Why are major newspapers and respected thinkers taking this line today? Because their power and influence are being threatened by the movement awakened by President Trump, whose Administration began restoring the older definition of democracy, using the Executive to reduce administrators’ power and appointing judges who push authority to the states, along with curbing the power of government-underwritten institutions like elite universities. In response, the university-and-media complexes have gone on the attack in support of the administrators, of which July’s are only the latest examples. Over the past six years, reporters have referenced “equal access” to the vote to justify national interference in states, and “experts” have regularly labeled Trump authoritarian, a label which, according to LexisNexis, has surged over the last decade. Meantime, unilateral and drastic actions of President Biden’s that expand the power of administrative agencies are reframed using "democratic" ideals of “impartiality” and “equality.” In this read, Biden’s attempted forgiveness of billions of dollars in student loan debt without the approval of Congress, which constitutionally holds the power of the purse, is an “agonized” but “target[ed]” decision empowering "expert" administrators to give young people an “equal shot.”

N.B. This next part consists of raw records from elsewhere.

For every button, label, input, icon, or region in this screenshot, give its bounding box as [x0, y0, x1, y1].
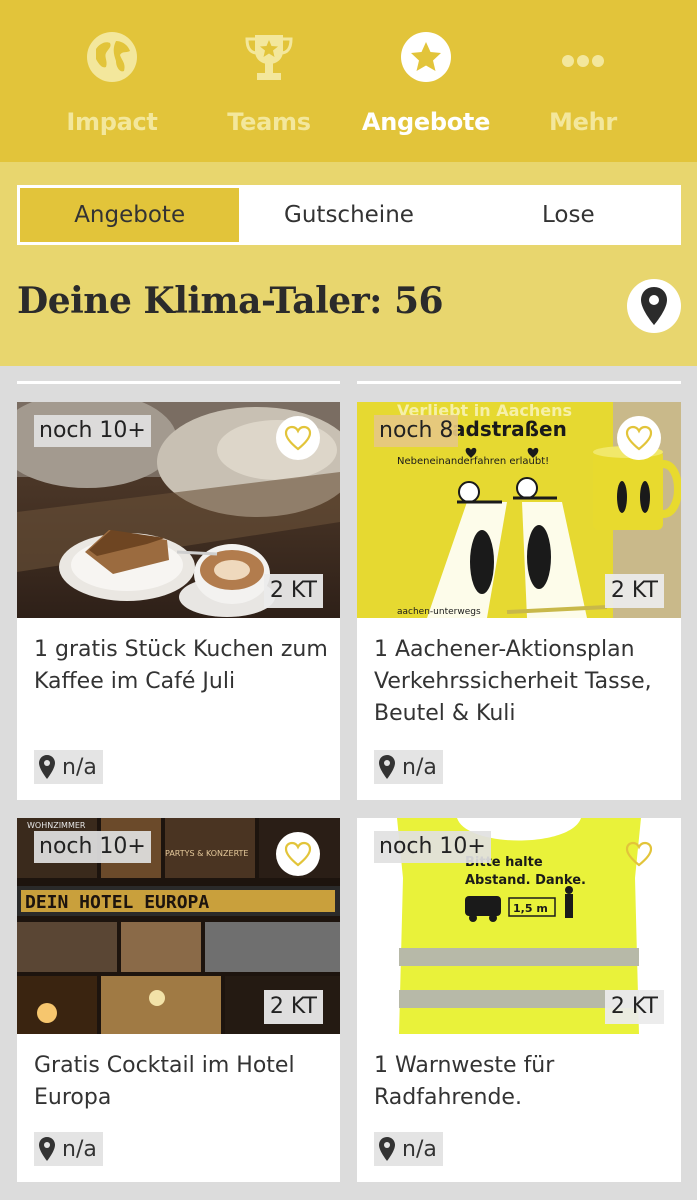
segmented-control: Angebote Gutscheine Lose	[17, 185, 681, 245]
nav-item-angebote[interactable]: Angebote	[351, 30, 501, 140]
offer-card[interactable]: noch 10+ 2 KT 1 gratis Stück Kuchen zum …	[17, 402, 340, 800]
collage-top-text: WOHNZIMMER	[27, 821, 86, 830]
offer-location-label: n/a	[402, 1136, 437, 1162]
balance-title: Deine Klima-Taler: 56	[17, 280, 444, 322]
favorite-heart-icon[interactable]	[617, 832, 661, 876]
favorite-heart-icon[interactable]	[276, 416, 320, 460]
remaining-badge: noch 10+	[34, 831, 151, 863]
nav-label-impact: Impact	[66, 108, 158, 136]
location-pin-icon	[39, 1137, 55, 1161]
remaining-badge: noch 10+	[34, 415, 151, 447]
location-filter-button[interactable]	[627, 279, 681, 333]
collage-partys-text: PARTYS & KONZERTE	[165, 849, 248, 858]
nav-label-mehr: Mehr	[549, 108, 617, 136]
location-pin-icon	[641, 287, 667, 325]
card-edge-left	[17, 381, 340, 384]
location-pin-icon	[39, 755, 55, 779]
tab-angebote[interactable]: Angebote	[20, 188, 240, 242]
more-dots-icon	[556, 30, 610, 84]
card-edge-right	[357, 381, 681, 384]
trophy-icon	[242, 30, 296, 84]
offer-location: n/a	[34, 1132, 103, 1166]
bag-bottom-text: aachen-unterwegs	[397, 607, 481, 617]
price-badge: 2 KT	[263, 574, 323, 608]
nav-label-teams: Teams	[227, 108, 311, 136]
offer-location-label: n/a	[62, 754, 97, 780]
offer-title: 1 gratis Stück Kuchen zum Kaffee im Café…	[34, 637, 328, 694]
offer-title: 1 Warnweste für Radfahrende.	[374, 1053, 555, 1110]
favorite-heart-icon[interactable]	[617, 416, 661, 460]
offer-location: n/a	[34, 750, 103, 784]
remaining-badge: noch 8	[374, 415, 459, 447]
offer-location: n/a	[374, 1132, 443, 1166]
offer-card[interactable]: Verliebt in Aachens adstraßen Nebeneinan…	[357, 402, 681, 800]
favorite-heart-icon[interactable]	[276, 832, 320, 876]
location-pin-icon	[379, 1137, 395, 1161]
offer-card[interactable]: Bitte halte Abstand. Danke. 1,5 m noch 1…	[357, 818, 681, 1182]
vest-text-line2: Abstand. Danke.	[465, 873, 586, 888]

The end stage of this vision of democracy is chilling, because it makes power subject not to Constitutional processes but to grants from unaccountable bureaucrats in partnership with politicians who want to give them more power: as Democratic Representative Linda Sanchez recently said, defending administrators’ policing of ‘vaccine disinformation,’ “No right given to the people of the United States is absolute...” That’s not what most Americans believe about democracy—but this is the definition being pushed on an exhausted public by institutions and their operators who claim intellectual authority. Republicans need to start boring into this definition and exposing its logical, inevitable dangers.